Intel has announced a research chip that contains 80 (yes, eighty!!) cores. Each is a dual floating point execution unit. That's a record of maximum integration! This achieves a performance of 1 teraflops at 3.16 Ghz. That's a supercomputer performance that can make supercomputer on a desk possible when commercially available.
All that performance at an energy expense of 62 watts only, lower than some of the PC chips today! As I have mentioned couple of times in my past posts, this is what's going to happen. Ever more performance at as low a consumption as is possible. Otherwise the way the need for more performance, whether through such high performance devices or a multitude of servers, increases the energy consumption and corresponding cooling requirements will become unmanageable.

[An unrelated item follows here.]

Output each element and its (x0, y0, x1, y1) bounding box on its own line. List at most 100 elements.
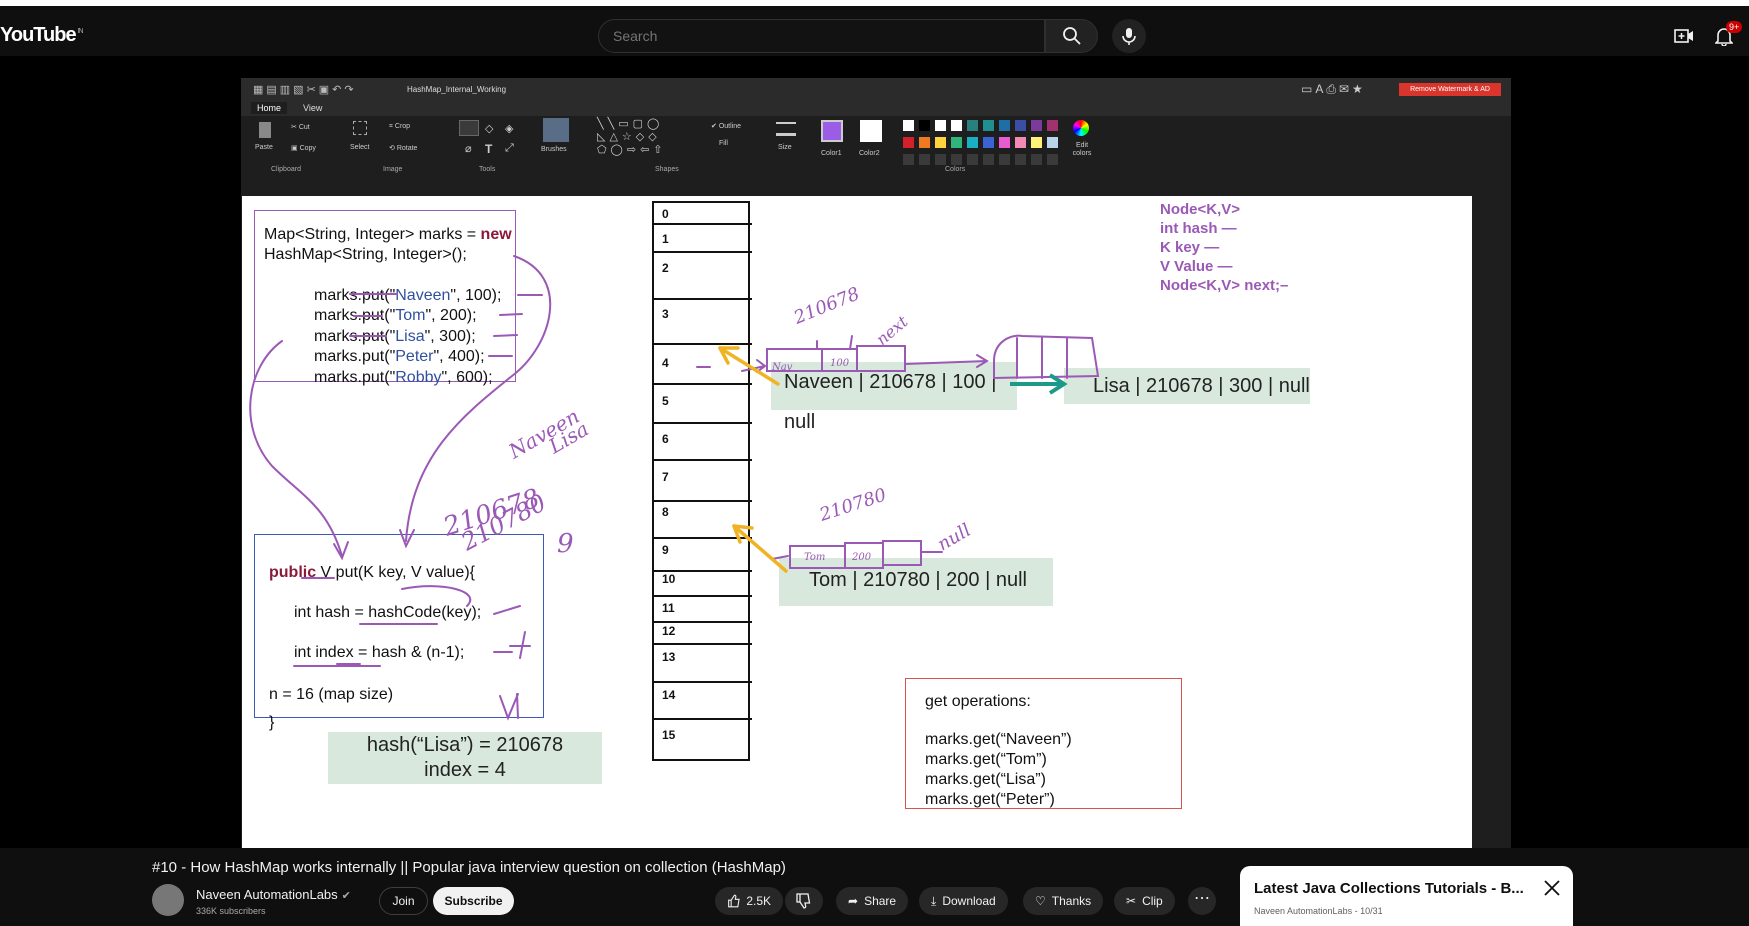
thanks-button[interactable]: ♡ Thanks (1023, 887, 1104, 915)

Only thing comparable has been a supercomputer built by Intel with 10,000 Pentium chips that reached teraflop performance yet consumed 500 KW of power! This was a supercomputer housed in Sandia National Labs of USA. Mind boggles just to think of possibilities when such power would be available for personal use! Some of the applications being talked about are real time speech recognition, multimedia data mining, photo-realistic game etc. That would/could lead to immediate speech based interaction with the computer like the HAL of 2001 A Space Odyssey! Digging out a photo of some one with a smile on his face in contrast to his frowning! Photo realism particularly in real time animation would add a totally different dimension to gaming experience!
With several processors running together, system bus saturates very soon. Caches help but even then limits are reached very soon, as numbers increase. Memory interface speeds, data management between these cores, keeping them current are some of the problem areas. Particularly the interface speeds possible on this system bus.
Intels' stated aim is to research these areas with a chip like this. Innovations generated in the project as per Intel are as follows,
- Rapid design – The tiled–design approach allows designers to use smaller cores that can easily be repeated across the chip. A single–core chip of this size (100 million transistors) would take roughly twice as long and twice as many people to design.
- Network on a chip – In addition to the compute element, each core contains a 5–port messaging passing router. These are connected in a 2D mesh network that implement message–passing. This mesh interconnect scheme could prove much more scalable than today’s multi–core chip interconnects, allowing for better communications between the cores and delivering more processor performance.
- Fine–grain power management – The individual compute engines and data routers in each core can be activated or put to sleep based on the performance required by the application a person is running. In addition, new circuit techniques give the chip world–class power efficiency—1 teraflops requires only 62W, comparable to desktop processors sold today.
- And other innovations – Such as sleep transistors, mesochronous clocking, and clock gating.